Commons vote to grant abortions in Northern Ireland is first step and not done deal
Westminster yesterday voted in favour of legalising abortion in Northern Ireland as the first reading of the Abortion Bill was passed by 208 to 123 - a majority of 85.
Seven DUP MPs - Gregory Campbell, Jeffrey Donaldson, Gavin Robinson, Jim Shannon, David Simpson, Sammy Wilson and Paul Girvan - voted against the first reading of the bill, which is seeking to scrap 157-year-old laws that make the practice illegal.
The DUP's Emma Little Pengelly was a teller for the vote, meaning she counted the votes but could not take part.
The bill was listed for a second reading on November 23 but is unlikely to become law in its current form without Government support or sufficient parliamentary time.
The private member's bill was tabled by Labour MP Diana Johnson and aims to remove sections of the 1861 Offences Against the Person Act that make abortion a criminal offence in England, Wales and Northern Ireland.
The 1967 Abortion Act in England and Wales provided for exemptions to the 1861 Act, enabling legal abortions there.
The vote was welcomed by Green Party MLA Clare Bailey. "I thank Diane Johnson MP for her continuing commitment to human rights and to the women of Northern Ireland.
"The Ten Minute Rule Bill is notoriously difficult to progress but these MPs recognise that the criminalisation of abortion represents an abuse of the rights of women across Northern Ireland.
"Today, we have moved a step closer to ending this cruel and degrading denial of the rights of women and their reproductive health care," she said.
But Northern Ireland's leading pro-life group Precious Life called the vote "a direct attack on Northern Ireland's unborn babies, democracy, and the peace process".
Director Bernadette Smyth said: "Pro-abortion MPs in Westminster have no regard for unborn children. Those who voted in favour of this bill have also shown utter contempt and disregard for devolution and democracy.

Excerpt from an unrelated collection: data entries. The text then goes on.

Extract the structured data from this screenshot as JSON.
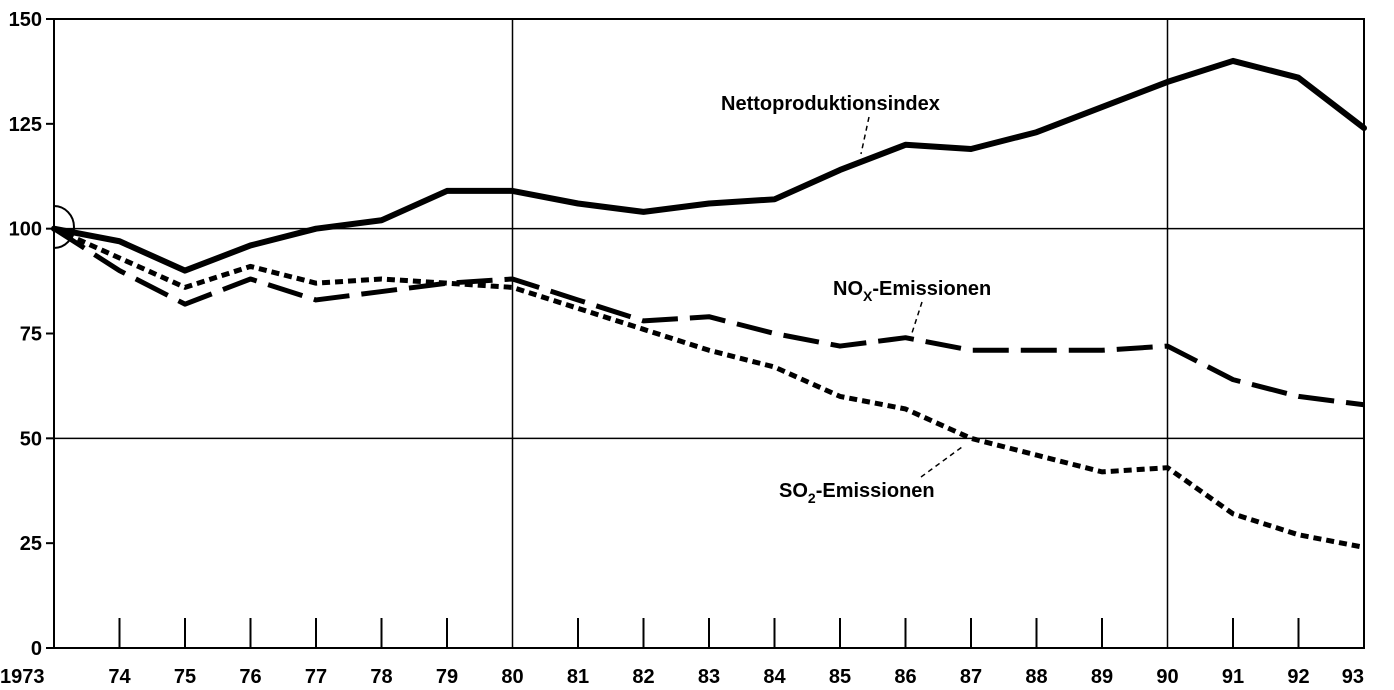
{
  "chart_data": {
    "type": "line",
    "x": [
      "1973",
      "74",
      "75",
      "76",
      "77",
      "78",
      "79",
      "80",
      "81",
      "82",
      "83",
      "84",
      "85",
      "86",
      "87",
      "88",
      "89",
      "90",
      "91",
      "92",
      "93"
    ],
    "ylim": [
      0,
      150
    ],
    "yticks": [
      "0",
      "25",
      "50",
      "75",
      "100",
      "125",
      "150"
    ],
    "grid": "horizontal lines at 50 and 100; vertical lines at 80 and 90",
    "series": [
      {
        "name": "Nettoproduktionsindex",
        "style": "solid",
        "values": [
          100,
          97,
          90,
          96,
          100,
          102,
          109,
          109,
          106,
          104,
          106,
          107,
          114,
          120,
          119,
          123,
          129,
          135,
          140,
          136,
          124
        ]
      },
      {
        "name": "NOX-Emissionen",
        "style": "long-dash",
        "values": [
          100,
          90,
          82,
          88,
          83,
          85,
          87,
          88,
          83,
          78,
          79,
          75,
          72,
          74,
          71,
          71,
          71,
          72,
          64,
          60,
          58
        ]
      },
      {
        "name": "SO2-Emissionen",
        "style": "dotted",
        "values": [
          100,
          93,
          86,
          91,
          87,
          88,
          87,
          86,
          81,
          76,
          71,
          67,
          60,
          57,
          50,
          46,
          42,
          43,
          32,
          27,
          24
        ]
      }
    ],
    "annotations": {
      "netto": "Nettoproduktionsindex",
      "nox_main": "NO",
      "nox_sub": "X",
      "nox_rest": "-Emissionen",
      "so2_main": "SO",
      "so2_sub": "2",
      "so2_rest": "-Emissionen"
    }
  }
}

"Northern Ireland's legislation on abortion is a devolved matter for the Northern Ireland Assembly to legislate on.
"In 2016 the Assembly voted against any change in the laws. This must be acknowledged and respected.
"This bill is a death threat to our unborn children. If passed, it would also damage the Good Friday Agreement which was all about bringing peace through devolution, and respecting the rights of all people in Northern Ireland - and the most fundamental right of all is the right to life itself."
Abortions in Northern Ireland are currently illegal in all but exceptional medical and mental health circumstances and the Government has so far resisted pressure to legislate for reform in the wake of a recent Supreme Court judgment that found the current legal framework incompatible with human rights laws.
In June, a majority of Supreme Court judges said the ban on terminations in cases of rape, incest or fatal foetal abnormality needed "radical reconsideration".
Amendments proposed by Labour MPs Stella Creasy and Conor McGinn to compel the Government to push through changes to abortion and same sex marriage laws in Northern Ireland will be debated at Westminster today.